In the real-world problem, reliability enhancement is one of the primary concerns in the system design. A conflicting situation often occurs when the cost of the system is reduced and its reliability is improved simultaneously. Practically, design data included in the system are not found specific. Various types of uncertainty such as vagueness, qualitative statements, expert’s information character etc. are found in the multi-objective optimization of reliability problems. Multiple solutions (Pareto-optimal solutions) are obtained in multi-objective optimization problem (MOP) where a decision-maker (DM) plays a crucial role in decision-making process. In view of such things, a fuzzy multi-objective reliability optimization model is developed interactively. Numerical examples of complex systems are given for the illustrations. To solve the problems, an efficient multi-objective evolutionary algorithm (MOEA), namely NSGA-II is employed. Finally, we get the solutions according to the preference of the DM.

Appendix

Life-support system in a space capsule: [15]

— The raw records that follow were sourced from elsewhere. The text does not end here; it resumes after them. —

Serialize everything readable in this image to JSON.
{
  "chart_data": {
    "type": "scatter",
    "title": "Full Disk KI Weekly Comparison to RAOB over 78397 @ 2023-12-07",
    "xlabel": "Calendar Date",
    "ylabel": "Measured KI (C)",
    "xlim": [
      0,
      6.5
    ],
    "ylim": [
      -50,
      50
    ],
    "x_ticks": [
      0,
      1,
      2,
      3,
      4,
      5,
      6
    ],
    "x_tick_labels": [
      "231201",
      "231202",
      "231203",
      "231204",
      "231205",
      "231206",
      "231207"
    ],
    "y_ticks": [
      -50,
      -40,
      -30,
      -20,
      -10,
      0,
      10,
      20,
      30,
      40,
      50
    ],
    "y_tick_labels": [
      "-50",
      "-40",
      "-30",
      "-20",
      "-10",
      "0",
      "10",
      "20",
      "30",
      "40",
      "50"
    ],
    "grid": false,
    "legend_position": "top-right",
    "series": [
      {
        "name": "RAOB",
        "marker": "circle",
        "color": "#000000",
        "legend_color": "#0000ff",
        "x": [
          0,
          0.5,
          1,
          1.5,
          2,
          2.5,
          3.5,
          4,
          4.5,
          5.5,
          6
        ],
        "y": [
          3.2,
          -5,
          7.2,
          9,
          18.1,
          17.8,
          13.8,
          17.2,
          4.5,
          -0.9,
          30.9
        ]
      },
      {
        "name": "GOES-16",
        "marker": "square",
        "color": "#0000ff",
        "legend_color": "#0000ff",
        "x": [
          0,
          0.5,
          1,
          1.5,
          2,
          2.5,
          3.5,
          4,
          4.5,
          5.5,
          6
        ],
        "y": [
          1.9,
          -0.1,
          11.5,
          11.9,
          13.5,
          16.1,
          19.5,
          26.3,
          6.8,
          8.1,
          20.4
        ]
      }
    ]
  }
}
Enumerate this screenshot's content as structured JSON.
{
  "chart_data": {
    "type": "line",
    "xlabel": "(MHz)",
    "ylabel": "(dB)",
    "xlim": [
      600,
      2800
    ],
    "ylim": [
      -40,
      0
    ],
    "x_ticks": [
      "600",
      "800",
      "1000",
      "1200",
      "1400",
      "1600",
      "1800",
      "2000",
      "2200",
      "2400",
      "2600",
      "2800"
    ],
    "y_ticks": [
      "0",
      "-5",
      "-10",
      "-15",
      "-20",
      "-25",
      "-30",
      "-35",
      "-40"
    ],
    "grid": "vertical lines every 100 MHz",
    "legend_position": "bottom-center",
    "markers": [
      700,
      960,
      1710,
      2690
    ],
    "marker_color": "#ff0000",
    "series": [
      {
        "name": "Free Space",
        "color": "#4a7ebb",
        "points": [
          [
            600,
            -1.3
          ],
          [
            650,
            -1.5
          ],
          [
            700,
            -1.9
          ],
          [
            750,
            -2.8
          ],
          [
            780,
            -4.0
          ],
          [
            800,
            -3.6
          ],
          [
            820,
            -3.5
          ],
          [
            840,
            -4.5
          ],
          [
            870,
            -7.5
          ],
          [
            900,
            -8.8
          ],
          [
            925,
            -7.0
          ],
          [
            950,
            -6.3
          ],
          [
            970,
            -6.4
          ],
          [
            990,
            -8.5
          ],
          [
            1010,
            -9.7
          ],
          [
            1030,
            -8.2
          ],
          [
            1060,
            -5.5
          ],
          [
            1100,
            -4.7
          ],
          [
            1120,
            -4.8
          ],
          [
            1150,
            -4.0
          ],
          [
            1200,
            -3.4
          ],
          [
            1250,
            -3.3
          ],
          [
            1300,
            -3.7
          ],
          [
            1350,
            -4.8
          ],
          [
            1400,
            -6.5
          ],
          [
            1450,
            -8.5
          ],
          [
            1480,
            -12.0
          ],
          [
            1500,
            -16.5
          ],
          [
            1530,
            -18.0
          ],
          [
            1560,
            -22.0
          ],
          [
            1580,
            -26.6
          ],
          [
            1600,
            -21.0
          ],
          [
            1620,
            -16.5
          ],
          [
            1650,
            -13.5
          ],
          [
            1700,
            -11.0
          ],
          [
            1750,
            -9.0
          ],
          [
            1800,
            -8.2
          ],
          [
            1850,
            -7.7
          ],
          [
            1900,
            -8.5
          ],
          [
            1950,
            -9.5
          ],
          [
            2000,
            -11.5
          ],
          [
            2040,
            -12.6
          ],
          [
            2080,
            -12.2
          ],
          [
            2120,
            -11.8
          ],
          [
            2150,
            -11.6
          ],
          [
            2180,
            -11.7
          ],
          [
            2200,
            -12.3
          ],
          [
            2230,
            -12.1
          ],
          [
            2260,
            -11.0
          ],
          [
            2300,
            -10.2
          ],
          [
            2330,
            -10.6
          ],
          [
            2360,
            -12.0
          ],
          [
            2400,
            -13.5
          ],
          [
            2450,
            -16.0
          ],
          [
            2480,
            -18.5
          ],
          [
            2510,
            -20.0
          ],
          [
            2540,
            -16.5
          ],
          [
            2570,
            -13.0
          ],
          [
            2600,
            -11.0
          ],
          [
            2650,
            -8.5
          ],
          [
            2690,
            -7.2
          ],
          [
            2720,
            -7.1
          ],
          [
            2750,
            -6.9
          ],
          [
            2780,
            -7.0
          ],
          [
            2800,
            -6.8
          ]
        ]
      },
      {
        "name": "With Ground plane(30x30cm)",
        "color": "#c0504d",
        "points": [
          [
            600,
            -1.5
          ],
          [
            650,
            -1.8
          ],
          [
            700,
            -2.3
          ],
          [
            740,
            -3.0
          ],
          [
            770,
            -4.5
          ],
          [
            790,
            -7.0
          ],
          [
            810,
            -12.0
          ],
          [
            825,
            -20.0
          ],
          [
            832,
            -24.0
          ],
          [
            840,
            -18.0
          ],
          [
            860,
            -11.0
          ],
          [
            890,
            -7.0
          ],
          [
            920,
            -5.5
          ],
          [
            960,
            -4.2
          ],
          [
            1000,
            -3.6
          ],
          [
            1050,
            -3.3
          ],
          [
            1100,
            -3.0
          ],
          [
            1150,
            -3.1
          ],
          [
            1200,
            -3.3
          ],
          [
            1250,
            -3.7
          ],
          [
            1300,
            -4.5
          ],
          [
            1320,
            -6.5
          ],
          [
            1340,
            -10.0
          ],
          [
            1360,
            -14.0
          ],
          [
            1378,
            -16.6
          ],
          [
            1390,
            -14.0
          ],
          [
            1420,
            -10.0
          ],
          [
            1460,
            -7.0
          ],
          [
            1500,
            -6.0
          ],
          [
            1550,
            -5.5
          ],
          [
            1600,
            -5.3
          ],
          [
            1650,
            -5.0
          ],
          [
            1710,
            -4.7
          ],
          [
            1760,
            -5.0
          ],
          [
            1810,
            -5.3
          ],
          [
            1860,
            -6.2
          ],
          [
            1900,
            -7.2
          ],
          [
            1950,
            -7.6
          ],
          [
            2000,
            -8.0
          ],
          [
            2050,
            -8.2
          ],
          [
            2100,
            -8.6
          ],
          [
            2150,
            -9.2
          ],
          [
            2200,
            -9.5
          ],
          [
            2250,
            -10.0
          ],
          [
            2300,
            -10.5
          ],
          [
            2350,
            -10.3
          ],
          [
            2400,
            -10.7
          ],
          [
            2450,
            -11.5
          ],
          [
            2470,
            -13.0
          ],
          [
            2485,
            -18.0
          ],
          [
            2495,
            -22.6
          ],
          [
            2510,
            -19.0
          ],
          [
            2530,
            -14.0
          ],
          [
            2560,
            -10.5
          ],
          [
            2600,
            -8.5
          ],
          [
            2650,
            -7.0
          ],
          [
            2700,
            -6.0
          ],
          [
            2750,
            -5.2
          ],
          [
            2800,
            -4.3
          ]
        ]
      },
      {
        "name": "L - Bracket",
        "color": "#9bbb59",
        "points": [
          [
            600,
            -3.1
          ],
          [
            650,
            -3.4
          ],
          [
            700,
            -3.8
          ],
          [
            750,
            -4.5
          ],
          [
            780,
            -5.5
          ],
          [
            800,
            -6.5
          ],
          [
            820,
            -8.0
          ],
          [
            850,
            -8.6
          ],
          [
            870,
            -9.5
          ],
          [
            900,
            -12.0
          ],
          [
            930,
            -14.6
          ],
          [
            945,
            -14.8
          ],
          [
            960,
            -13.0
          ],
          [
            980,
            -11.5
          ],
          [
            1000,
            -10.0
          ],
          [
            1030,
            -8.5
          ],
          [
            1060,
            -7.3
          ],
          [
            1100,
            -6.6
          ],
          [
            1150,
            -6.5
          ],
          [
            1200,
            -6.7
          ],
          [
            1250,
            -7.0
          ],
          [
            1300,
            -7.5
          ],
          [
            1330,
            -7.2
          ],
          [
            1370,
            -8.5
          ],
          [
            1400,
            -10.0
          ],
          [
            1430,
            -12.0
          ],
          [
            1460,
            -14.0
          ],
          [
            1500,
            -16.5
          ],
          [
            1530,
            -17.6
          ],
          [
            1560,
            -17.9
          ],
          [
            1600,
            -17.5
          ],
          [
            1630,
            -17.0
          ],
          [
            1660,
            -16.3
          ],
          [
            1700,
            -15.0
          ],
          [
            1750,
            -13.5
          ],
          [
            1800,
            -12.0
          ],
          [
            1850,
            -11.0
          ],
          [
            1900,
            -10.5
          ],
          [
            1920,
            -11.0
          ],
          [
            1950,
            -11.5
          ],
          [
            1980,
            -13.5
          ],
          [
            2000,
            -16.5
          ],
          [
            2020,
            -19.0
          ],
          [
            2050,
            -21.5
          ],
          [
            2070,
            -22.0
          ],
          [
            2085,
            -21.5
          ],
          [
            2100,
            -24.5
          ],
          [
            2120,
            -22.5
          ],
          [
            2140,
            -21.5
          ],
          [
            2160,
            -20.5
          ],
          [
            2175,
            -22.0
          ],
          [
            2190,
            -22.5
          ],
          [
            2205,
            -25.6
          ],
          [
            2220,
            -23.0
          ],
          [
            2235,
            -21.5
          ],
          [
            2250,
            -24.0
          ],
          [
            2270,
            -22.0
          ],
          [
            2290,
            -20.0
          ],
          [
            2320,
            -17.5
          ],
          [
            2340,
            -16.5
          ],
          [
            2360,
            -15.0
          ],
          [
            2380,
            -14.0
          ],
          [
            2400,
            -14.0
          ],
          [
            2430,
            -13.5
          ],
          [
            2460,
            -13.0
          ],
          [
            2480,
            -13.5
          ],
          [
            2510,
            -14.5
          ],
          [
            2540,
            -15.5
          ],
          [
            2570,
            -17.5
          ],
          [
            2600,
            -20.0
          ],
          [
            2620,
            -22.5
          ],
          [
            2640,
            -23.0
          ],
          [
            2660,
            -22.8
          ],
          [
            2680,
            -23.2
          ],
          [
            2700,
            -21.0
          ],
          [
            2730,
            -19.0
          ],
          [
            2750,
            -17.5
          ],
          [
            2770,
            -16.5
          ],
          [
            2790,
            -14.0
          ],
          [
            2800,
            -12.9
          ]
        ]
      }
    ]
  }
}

The system reliability \( R_{s} \) and system cost \( C_{s} \) of system configuration given in Fig. 2a are expressed as follows.

$$ \begin{aligned} R_{s} & = 1 - R_{3} \left[ {\left( {1 - R_{1} } \right)\left( {1 - R_{4} } \right)} \right]^{2} - \left( {1 - R_{3} } \right)\left[ {1 - R_{2} \left\{ {1 - \left( {1 - R_{1} } \right)\left( {1 - R_{4} } \right)} \right\}} \right]^{2} \\ C_{s} & = 2\sum\limits_{i = 1}^{4} {K_{i} R_{i}^{{\alpha_{i} }} } , \\ \end{aligned} $$

where vectors of coefficients \( K_{i} \) and \( \alpha_{i} \) are \( K = \left\{ {100, 100, 200, 150} \right\} \) and \( \alpha = \left\{ {0.6, 0.6, 0.6, 0.6} \right\} \), respectively.

Bridge network system: [15]

The algebraic expression of \( R_{s} \) and \( C_{s} \) of system configuration given in Fig. 2b is given as follows.

$$ \begin{aligned} R_{s} & = R_{1} R_{4} + R_{2} R_{5} + R_{2} R_{3} R_{4} + R_{1} R_{3} R_{5} + 2R_{1} R_{2} R_{3} R_{4} R_{5} - R_{1} R_{2} R_{4} R_{5} \\ & \quad - R_{1} R_{2} R_{3} R_{4} - R_{1} R_{3} R_{4} R_{5} - R_{2} R_{3} R_{4} R_{5} - R_{1} R_{2} R_{3} R_{5} \\ C_{s} & = \sum\limits_{i = 1}^{5} {a_{i} \,{ \exp }\left[ {\frac{{b_{i} }}{{1 - R_{i} }}} \right]} , \\ \end{aligned} $$

where \( a_{i} = 1 \) and \( b_{i} = 0.0003\,\forall i \), \( i = 1, 2, \ldots ,5 \).